Last year saw a record 1,269 attempts to ban or restrict library books and resources, according to the nonprofit American Library Association (ALA).
The 1,269 attempts in 2022 is nearly double the 729 recorded in 2021, and the highest number of attempted book bans documented by the ALA’s Office for Intellectual Freedom (OIF) in its two decades of cataloging the challenges.
A record 2,571 unique book titles were targeted for censorship in 2022, according to the ALA, up from 1,858 targeted the year prior. The challenge efforts were directed at materials in both school or classroom libraries and in public libraries.
Education Secretary Miguel Cardona last week stressed the Biden administration’s opposition to book bans with an op-ed in Florida’s The Tampa Bay Times as the state makes headlines over book banning and curriculum changes. Last year, Florida Gov. Ron DeSantis (R) signed legislation requiring school libraries in the state to seek community input on the materials made available to children.
Bills facilitating the restriction of books have been proposed or passed in a number of states, including Arizona, Iowa, Texas, Missouri and Oklahoma, according to the Associated Press.
After 92 books were pulled from school shelves in Florida’s Martin County School District earlier this month, author Jodi Picoult called out Moms for Liberty, a right-wing parental-rights advocacy nonprofit that has supported laws that limit teachers’ authority over what is accessible in schools.

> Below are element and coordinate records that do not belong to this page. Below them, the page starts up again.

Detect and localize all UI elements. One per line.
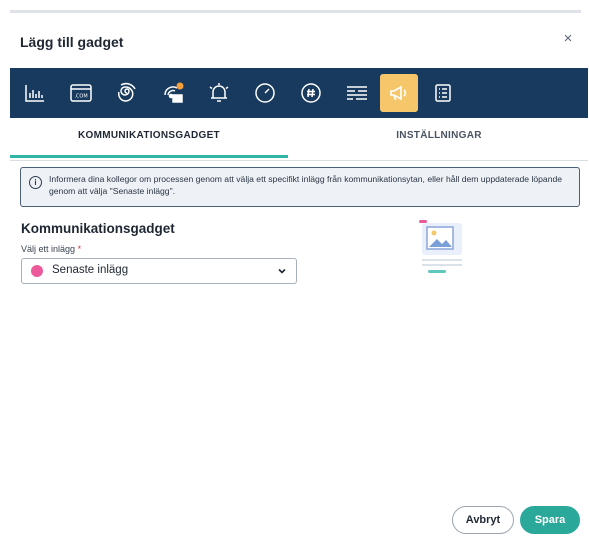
tab-installningar[interactable]: INSTÄLLNINGAR <box>300 118 578 160</box>
gadget-type-toolbar: .COM <box>10 68 588 118</box>
dialog-header: Lägg till gadget × <box>10 13 588 69</box>
dialog-title: Lägg till gadget <box>20 34 124 50</box>
bell-alarm-icon <box>209 83 229 102</box>
post-color-dot <box>31 265 43 277</box>
cancel-button[interactable]: Avbryt <box>452 506 514 534</box>
web-domain-icon: .COM <box>70 84 92 102</box>
hashtag-gadget-button[interactable] <box>292 74 330 112</box>
hashtag-icon <box>301 83 321 103</box>
dialog-tabs: KOMMUNIKATIONSGADGET INSTÄLLNINGAR <box>10 118 588 161</box>
network-badge-icon <box>164 82 184 103</box>
communication-gadget-button[interactable] <box>380 74 418 112</box>
field-label: Välj ett inlägg * <box>21 244 81 254</box>
close-icon[interactable]: × <box>560 31 576 47</box>
alarm-gadget-button[interactable] <box>200 74 238 112</box>
checklist-gadget-button[interactable] <box>424 74 462 112</box>
spiral-icon <box>117 82 136 102</box>
post-select[interactable]: Senaste inlägg <box>21 258 297 284</box>
megaphone-icon <box>390 85 407 101</box>
info-banner: i Informera dina kollegor om processen g… <box>20 167 580 207</box>
speedometer-icon <box>255 83 275 103</box>
info-text: Informera dina kollegor om processen gen… <box>49 174 563 196</box>
field-label-text: Välj ett inlägg <box>21 244 76 254</box>
text-lines-gadget-button[interactable] <box>338 74 376 112</box>
web-domain-gadget-button[interactable]: .COM <box>62 74 100 112</box>
bar-chart-icon <box>25 85 44 102</box>
add-gadget-dialog: Lägg till gadget × .COM KOMMUNIKATIONSGA… <box>10 13 588 542</box>
post-select-value: Senaste inlägg <box>52 264 129 276</box>
bar-chart-gadget-button[interactable] <box>16 74 54 112</box>
save-button[interactable]: Spara <box>520 506 580 534</box>
post-illustration-icon <box>419 220 462 273</box>
tab-kommunikationsgadget[interactable]: KOMMUNIKATIONSGADGET <box>10 118 288 158</box>
required-mark: * <box>77 244 82 254</box>
svg-text:.COM: .COM <box>74 94 87 100</box>
speedometer-gadget-button[interactable] <box>246 74 284 112</box>
info-icon: i <box>29 176 42 189</box>
text-lines-icon <box>347 86 367 100</box>
network-gadget-button[interactable] <box>154 74 192 112</box>
chevron-down-icon <box>278 268 286 274</box>
checklist-icon <box>435 84 451 102</box>
section-title: Kommunikationsgadget <box>21 221 175 236</box>
spiral-gadget-button[interactable] <box>108 74 146 112</box>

“A book challenge is a demand to remove a book from a library’s collection so that no one else can read it. Overwhelmingly, we’re seeing these challenges come from organized censorship groups that target local library board meetings to demand removal of a long list of books they share on social media,” said Deborah Caldwell-Stone, director of the library organization’s OIF, in a release.
“Each attempt to ban a book by one of these groups represents a direct attack on every person’s constitutionally protected right to freely choose what books to read and what ideas to explore. The choice of what to read must be left to the reader or, in the case of children, to parents. That choice does not belong to self-appointed book police,” Caldwell-Stone said.
The ALA in its new report noted that all but 10 percent of the books challenged last year were part of attempts to censor multiple titles. Forty percent of books were targeted as part of attempts to censor 100 or more books at once.
“The prevalent use of lists of books compiled by organized censorship groups contributed significantly to the skyrocketing number of challenges and the frequency with which each title was challenged… Prior to 2021, the vast majority of challenges to library resources only sought to remove or restrict access to a single book,” the ALA wrote in its report.